At the beginning of chapter 5 (Eigenvalues, page 233) he starts off with an example that connects an eigenvalue problem to systems of differential equations.
$$ \begin{cases}\frac{dv}{dt} = 4v - 5w\\ \frac{dw}{dt} = 2v - 3w \end{cases}$$
He expresses the probelem as a matrix multiplication, clear.
$$\begin{bmatrix}dv/dt \\ dw/dt\end{bmatrix} = \begin{bmatrix}4 & -5\\2 & -3\end{bmatrix} \begin{bmatrix}v \\ w\end{bmatrix}$$
Now this is where things are confusing to me. He expresses the matrix equation using only the symbols (A, u) and then shows us how we would handle the situation if instead of matrices and vectors we had simple scalars, which would be a basic differential equation that leads to a pure exponential solution.
$$\frac{du}{dt} = \mathbf{A} \mathit{u}$$
$$\frac{du}{dt} = cu \to u(t) = e^{at}u_0$$
He then expresses the functions v and w as these pure exponential solutions, I don't understand why he can do this however because the original equations also contained terms with the other variable.
$$\begin{cases}v(t) = e^{\lambda t}y\\ u(t) = e^{\lambda t}z\end{cases}$$
He then substitutes the pure exponentials into the original system of equations and from here on out it is pretty clear.

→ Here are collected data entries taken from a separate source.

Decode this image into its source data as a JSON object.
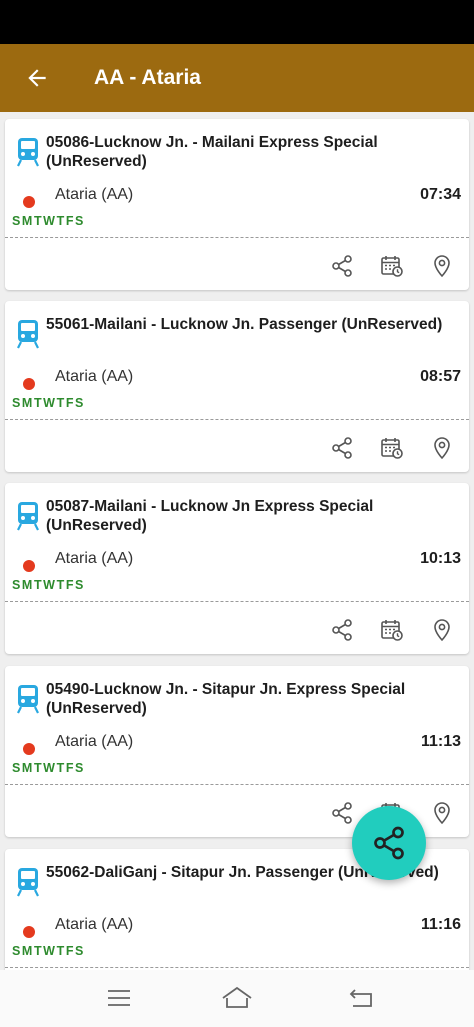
{
  "header": {
    "title": "AA - Ataria"
  },
  "trains": [
    {
      "name": "05086-Lucknow Jn. - Mailani Express Special (UnReserved)",
      "station": "Ataria (AA)",
      "time": "07:34",
      "days": "SMTWTFS"
    },
    {
      "name": "55061-Mailani - Lucknow Jn. Passenger (UnReserved)",
      "station": "Ataria (AA)",
      "time": "08:57",
      "days": "SMTWTFS"
    },
    {
      "name": "05087-Mailani - Lucknow Jn Express Special (UnReserved)",
      "station": "Ataria (AA)",
      "time": "10:13",
      "days": "SMTWTFS"
    },
    {
      "name": "05490-Lucknow Jn. - Sitapur Jn. Express Special (UnReserved)",
      "station": "Ataria (AA)",
      "time": "11:13",
      "days": "SMTWTFS"
    },
    {
      "name": "55062-DaliGanj - Sitapur Jn. Passenger (UnReserved)",
      "station": "Ataria (AA)",
      "time": "11:16",
      "days": "SMTWTFS"
    }
  ],
  "icons": {
    "back": "arrow-left-icon",
    "train": "train-icon",
    "share": "share-icon",
    "schedule": "calendar-clock-icon",
    "location": "map-pin-icon",
    "fab": "share-icon",
    "nav": [
      "menu-icon",
      "home-icon",
      "back-icon"
    ]
  },
  "colors": {
    "app_bar": "#9c6a10",
    "train_icon": "#29a8e0",
    "station_dot": "#e43a1e",
    "days_text": "#2e8b2e",
    "fab": "#21cdbe"
  }
}
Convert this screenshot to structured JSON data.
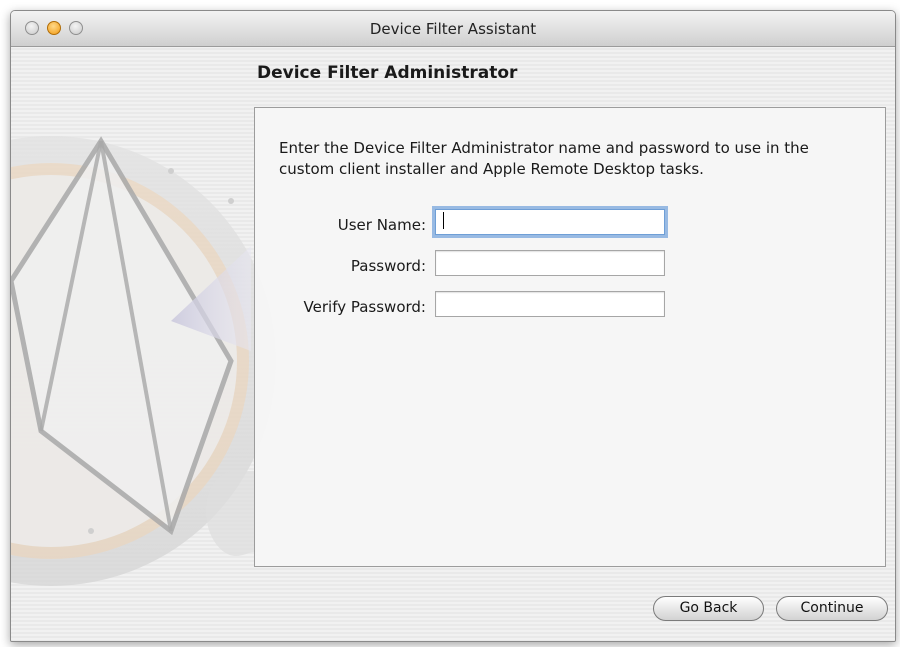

$$\begin{cases}\lambda e^{\lambda t} y = 4e^{\lambda t}y - 5e^{\lambda t}z\\ \lambda e^{\lambda t} z = 2e^{\lambda t}y - 3e^{\lambda t}z\end{cases}$$
My question is basically, how do we get from the original equations to the pure exponentials? Why can the expressions for v(t) and w(t) be made with single terms, while the initial expressions each contain 2 terms?